The Behaviour Policy was no longer felt to be appropriate to use, so instead a Relationships Policy was developed. This was done in a collaborative way. The Senior Management Team led this, but also brought in the Health and Wellbeing coordinator, staff, pupils and governors. This meant that the policy could be developed and refined by everyone, and importantly, be understood by all. Information regarding the policy was shared with parents via letters, the school website and the school newsletter. Staff received sufficient training so that they are able to successfully implement the relational and restorative strands of the policy. The knowledge that parents have about the approach has meant that they are happier to support the school in individual cases and some are even adopting the same expectations at home.

 

All staff attended a Cluster Training Day where a When the Adults Change trainer spoke at length about the impact of positive noticing across schools. Again, this encouraged discussions that included all staff around the effective use of consistent procedures to tackle behaviour at school and how the whole school approach to positive noticing could be improved. Confidence building for staff was crucial.
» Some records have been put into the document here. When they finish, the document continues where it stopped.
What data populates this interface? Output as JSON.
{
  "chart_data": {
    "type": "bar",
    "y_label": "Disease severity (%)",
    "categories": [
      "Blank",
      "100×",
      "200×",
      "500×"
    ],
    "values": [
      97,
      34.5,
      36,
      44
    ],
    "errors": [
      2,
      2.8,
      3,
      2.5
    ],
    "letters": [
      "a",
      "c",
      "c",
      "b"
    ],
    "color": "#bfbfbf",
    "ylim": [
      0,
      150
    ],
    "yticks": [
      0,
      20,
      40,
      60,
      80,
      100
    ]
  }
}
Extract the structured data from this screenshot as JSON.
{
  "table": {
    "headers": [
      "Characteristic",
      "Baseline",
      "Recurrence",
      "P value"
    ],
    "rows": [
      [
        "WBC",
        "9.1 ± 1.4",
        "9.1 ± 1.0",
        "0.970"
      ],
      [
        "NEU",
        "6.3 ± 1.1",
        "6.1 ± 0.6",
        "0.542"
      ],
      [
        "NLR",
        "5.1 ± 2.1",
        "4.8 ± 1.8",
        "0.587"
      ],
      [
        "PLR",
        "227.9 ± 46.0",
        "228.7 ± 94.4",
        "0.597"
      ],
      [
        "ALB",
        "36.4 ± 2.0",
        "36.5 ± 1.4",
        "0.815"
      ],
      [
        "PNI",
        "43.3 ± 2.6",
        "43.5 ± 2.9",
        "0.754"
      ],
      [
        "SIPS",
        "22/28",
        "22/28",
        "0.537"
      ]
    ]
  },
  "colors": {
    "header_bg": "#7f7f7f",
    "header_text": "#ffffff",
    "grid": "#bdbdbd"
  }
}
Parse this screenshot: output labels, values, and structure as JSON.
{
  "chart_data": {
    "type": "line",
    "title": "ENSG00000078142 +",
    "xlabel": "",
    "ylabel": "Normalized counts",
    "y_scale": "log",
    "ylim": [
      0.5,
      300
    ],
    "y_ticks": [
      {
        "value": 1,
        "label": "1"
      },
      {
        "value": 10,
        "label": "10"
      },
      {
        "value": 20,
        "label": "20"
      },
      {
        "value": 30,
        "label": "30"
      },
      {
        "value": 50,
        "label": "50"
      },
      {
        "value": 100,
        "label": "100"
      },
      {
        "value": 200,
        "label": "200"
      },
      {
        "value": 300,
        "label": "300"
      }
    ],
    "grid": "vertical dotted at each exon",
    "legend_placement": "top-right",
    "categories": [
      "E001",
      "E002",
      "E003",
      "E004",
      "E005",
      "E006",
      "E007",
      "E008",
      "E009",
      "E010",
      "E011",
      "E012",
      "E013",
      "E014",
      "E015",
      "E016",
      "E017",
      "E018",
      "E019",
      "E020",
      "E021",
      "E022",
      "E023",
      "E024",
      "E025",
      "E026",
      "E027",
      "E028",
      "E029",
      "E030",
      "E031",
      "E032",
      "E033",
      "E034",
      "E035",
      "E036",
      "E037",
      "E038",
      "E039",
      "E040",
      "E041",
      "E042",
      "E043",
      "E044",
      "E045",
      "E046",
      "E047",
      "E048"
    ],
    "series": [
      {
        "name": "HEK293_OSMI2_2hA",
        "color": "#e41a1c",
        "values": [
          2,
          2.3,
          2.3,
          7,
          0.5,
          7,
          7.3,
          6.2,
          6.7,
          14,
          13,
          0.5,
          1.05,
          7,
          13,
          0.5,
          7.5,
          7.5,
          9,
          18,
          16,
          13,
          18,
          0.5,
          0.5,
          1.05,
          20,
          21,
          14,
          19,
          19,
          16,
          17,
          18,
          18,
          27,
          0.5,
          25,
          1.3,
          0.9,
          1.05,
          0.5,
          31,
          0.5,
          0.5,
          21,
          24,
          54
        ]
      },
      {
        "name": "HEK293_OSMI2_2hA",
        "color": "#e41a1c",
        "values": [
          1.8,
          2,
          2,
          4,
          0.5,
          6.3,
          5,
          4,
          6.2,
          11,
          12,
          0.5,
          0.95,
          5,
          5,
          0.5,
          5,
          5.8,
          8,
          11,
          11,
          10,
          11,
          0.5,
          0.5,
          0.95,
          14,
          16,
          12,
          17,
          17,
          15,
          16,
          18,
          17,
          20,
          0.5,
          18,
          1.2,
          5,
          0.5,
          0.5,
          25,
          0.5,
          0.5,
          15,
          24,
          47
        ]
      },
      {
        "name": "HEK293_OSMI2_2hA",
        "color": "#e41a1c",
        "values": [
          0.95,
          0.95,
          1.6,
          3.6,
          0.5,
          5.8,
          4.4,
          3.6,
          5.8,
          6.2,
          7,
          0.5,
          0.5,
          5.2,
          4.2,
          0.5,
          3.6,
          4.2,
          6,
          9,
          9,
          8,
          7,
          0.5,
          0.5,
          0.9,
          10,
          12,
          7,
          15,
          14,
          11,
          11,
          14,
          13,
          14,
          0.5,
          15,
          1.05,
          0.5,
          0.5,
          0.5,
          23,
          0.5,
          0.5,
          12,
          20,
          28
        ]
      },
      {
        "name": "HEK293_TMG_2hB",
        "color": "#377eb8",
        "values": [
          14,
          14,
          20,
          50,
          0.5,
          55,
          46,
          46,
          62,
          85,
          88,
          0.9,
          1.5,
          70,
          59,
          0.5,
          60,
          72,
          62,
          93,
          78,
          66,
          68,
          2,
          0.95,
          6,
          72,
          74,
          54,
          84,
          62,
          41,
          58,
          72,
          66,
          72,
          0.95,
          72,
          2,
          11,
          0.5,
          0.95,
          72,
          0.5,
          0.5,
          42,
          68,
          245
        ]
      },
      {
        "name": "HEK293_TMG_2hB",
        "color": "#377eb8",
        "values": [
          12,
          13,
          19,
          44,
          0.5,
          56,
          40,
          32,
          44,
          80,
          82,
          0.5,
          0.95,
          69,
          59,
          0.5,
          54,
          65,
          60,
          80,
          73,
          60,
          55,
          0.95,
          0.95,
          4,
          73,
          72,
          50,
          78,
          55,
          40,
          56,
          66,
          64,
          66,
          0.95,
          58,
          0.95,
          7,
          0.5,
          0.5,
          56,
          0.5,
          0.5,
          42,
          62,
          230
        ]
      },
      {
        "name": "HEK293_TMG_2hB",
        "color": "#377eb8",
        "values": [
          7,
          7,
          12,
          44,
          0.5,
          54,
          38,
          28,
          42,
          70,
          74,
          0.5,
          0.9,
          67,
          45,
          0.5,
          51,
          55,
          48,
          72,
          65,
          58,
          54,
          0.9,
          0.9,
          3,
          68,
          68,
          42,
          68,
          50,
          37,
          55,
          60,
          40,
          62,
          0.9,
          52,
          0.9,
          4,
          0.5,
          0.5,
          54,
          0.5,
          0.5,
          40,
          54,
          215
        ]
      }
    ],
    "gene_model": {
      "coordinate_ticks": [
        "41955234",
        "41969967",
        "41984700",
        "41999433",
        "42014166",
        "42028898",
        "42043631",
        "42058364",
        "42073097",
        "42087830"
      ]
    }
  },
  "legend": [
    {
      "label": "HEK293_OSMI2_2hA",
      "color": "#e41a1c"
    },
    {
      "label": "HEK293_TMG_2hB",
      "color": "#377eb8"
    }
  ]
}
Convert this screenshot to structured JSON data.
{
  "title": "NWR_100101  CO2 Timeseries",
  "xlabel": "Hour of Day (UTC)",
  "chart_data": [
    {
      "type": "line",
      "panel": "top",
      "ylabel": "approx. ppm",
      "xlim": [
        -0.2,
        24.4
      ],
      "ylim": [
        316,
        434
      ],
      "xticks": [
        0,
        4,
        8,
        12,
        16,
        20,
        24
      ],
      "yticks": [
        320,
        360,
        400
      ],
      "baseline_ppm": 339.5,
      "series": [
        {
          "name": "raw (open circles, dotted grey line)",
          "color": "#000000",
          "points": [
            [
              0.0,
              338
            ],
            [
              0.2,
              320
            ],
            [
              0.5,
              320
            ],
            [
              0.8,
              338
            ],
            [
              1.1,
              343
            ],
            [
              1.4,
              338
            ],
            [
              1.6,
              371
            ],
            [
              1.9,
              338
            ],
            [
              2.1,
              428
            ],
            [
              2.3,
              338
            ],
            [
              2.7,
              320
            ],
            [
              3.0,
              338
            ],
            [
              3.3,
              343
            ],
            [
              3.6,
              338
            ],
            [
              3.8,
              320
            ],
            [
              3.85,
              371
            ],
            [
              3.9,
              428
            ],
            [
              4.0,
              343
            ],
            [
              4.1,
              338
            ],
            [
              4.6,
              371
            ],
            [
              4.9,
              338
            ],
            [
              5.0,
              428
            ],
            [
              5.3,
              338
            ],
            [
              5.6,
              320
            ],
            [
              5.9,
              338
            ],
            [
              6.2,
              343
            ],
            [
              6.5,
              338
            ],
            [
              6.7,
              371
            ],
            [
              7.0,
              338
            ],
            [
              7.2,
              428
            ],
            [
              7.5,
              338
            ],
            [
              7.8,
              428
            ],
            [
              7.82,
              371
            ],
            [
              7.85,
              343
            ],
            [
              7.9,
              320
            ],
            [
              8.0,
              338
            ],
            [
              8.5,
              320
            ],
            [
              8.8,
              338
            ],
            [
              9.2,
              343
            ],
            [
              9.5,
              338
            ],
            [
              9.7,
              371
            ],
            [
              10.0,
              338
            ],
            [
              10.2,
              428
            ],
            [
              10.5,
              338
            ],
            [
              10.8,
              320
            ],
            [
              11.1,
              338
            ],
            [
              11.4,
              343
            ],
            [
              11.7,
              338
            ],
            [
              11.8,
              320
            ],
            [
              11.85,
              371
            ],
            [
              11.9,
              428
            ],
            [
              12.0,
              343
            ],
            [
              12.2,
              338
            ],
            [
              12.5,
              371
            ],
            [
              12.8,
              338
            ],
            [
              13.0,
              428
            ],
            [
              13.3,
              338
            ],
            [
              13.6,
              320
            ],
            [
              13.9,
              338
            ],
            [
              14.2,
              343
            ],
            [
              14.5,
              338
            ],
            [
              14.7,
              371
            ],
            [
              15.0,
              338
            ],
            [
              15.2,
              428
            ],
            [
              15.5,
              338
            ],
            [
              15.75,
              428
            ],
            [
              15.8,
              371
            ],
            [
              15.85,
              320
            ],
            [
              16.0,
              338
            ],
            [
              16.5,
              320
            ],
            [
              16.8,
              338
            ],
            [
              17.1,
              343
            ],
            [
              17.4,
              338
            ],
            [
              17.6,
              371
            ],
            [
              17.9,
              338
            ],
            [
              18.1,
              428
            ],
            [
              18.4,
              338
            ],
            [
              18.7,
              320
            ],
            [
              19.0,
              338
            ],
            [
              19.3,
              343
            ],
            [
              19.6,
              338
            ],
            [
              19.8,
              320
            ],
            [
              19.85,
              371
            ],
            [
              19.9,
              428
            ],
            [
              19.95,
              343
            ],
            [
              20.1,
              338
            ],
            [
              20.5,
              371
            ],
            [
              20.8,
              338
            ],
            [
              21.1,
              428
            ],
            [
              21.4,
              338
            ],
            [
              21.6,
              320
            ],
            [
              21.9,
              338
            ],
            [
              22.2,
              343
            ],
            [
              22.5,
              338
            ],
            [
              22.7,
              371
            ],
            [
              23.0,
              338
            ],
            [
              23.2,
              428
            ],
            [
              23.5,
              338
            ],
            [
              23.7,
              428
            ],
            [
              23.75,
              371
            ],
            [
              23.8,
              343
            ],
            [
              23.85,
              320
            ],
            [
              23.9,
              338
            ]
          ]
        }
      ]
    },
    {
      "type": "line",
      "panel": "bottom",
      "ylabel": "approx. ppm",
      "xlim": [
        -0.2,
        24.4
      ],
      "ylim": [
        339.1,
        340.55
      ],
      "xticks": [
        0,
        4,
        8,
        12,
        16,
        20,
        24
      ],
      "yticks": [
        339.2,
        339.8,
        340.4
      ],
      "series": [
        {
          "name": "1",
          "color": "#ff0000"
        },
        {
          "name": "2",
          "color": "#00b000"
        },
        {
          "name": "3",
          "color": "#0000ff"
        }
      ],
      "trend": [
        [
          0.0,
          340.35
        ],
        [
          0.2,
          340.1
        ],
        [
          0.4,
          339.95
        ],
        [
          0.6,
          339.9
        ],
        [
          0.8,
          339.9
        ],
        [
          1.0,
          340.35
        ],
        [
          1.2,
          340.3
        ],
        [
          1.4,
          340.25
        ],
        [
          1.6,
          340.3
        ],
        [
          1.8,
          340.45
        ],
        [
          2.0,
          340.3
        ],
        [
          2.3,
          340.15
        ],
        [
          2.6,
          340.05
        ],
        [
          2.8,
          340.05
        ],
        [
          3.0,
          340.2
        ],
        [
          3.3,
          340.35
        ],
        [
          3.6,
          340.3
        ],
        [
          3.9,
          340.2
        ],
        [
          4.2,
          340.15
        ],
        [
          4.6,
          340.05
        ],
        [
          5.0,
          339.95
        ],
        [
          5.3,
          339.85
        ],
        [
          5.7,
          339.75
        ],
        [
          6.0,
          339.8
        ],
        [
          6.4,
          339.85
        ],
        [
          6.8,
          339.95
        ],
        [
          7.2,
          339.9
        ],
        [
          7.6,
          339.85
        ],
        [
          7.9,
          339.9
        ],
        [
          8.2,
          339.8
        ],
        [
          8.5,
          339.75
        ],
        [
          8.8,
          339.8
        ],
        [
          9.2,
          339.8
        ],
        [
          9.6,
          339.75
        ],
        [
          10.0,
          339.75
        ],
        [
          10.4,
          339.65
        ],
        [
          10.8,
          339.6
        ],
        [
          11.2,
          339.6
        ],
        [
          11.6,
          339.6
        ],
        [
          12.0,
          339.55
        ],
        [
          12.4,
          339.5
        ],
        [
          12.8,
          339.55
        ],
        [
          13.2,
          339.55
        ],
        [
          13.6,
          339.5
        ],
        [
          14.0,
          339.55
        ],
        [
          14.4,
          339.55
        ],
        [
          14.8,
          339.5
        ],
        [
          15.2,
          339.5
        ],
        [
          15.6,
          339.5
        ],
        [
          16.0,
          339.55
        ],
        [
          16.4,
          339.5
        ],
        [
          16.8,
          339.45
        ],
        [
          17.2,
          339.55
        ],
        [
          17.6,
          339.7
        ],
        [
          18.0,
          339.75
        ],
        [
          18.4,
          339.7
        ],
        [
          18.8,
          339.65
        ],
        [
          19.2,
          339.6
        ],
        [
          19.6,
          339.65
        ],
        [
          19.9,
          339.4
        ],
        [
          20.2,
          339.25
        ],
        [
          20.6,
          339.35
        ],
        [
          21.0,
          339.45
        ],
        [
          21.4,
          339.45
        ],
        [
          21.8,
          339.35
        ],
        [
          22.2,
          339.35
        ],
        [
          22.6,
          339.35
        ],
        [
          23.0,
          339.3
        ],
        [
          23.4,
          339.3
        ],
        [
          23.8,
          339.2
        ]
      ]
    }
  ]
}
Staff need to be trained in dealing with positive behaviour and positive noticing, they also need to learn how to deal with wobbles and how to have restorative conversations with pupils.

 

In November 2022, the school participated in a Behaviour Review where another When The Adults Change Trainer attended and reviewed what had been implemented. The report was positive and noted that the school had done much to develop in a more relational direction. Positive noticing was evident, the use of recognition boards in every classroom was used consistently, and effective classroom routines were observed. It was also noted that in general, relationships between adults and children seemed warm and cordial and the school was observed as a happy learning community.

 

Following an inspection by Estyn at the end of January 2024, pupil behaviour and well-being were recognised as being good and it was apparent that the expectations of being ‘Ready, Respectful and Safe’ were at the core of all activities across the school. Things are not over. The process is ongoing. The school has continued to work with the Cluster using the PDG CLA grant to further develop this work and develop a whole cluster-based approach to behaviours. A number of members of staff are currently completing WTAC training, to extend the knowledge further and better equip these staff members.

 

There is an acceptance and understanding that adults and pupils have ‘wobbles’, but as a school Ysgol Gymraeg Dewi Sant is now consistent in its approach to these ‘wobbles’. The school works restoratively with pupils and teachers follow scripts that support both the adult and learner. Reward systems have been adapted and pupils respond well to the recognition cards that are now used to reward those that go above and beyond. Behaviour is generally good across the school. Relationships between pupils and staff are very good, as are the relationships that the school has with its families.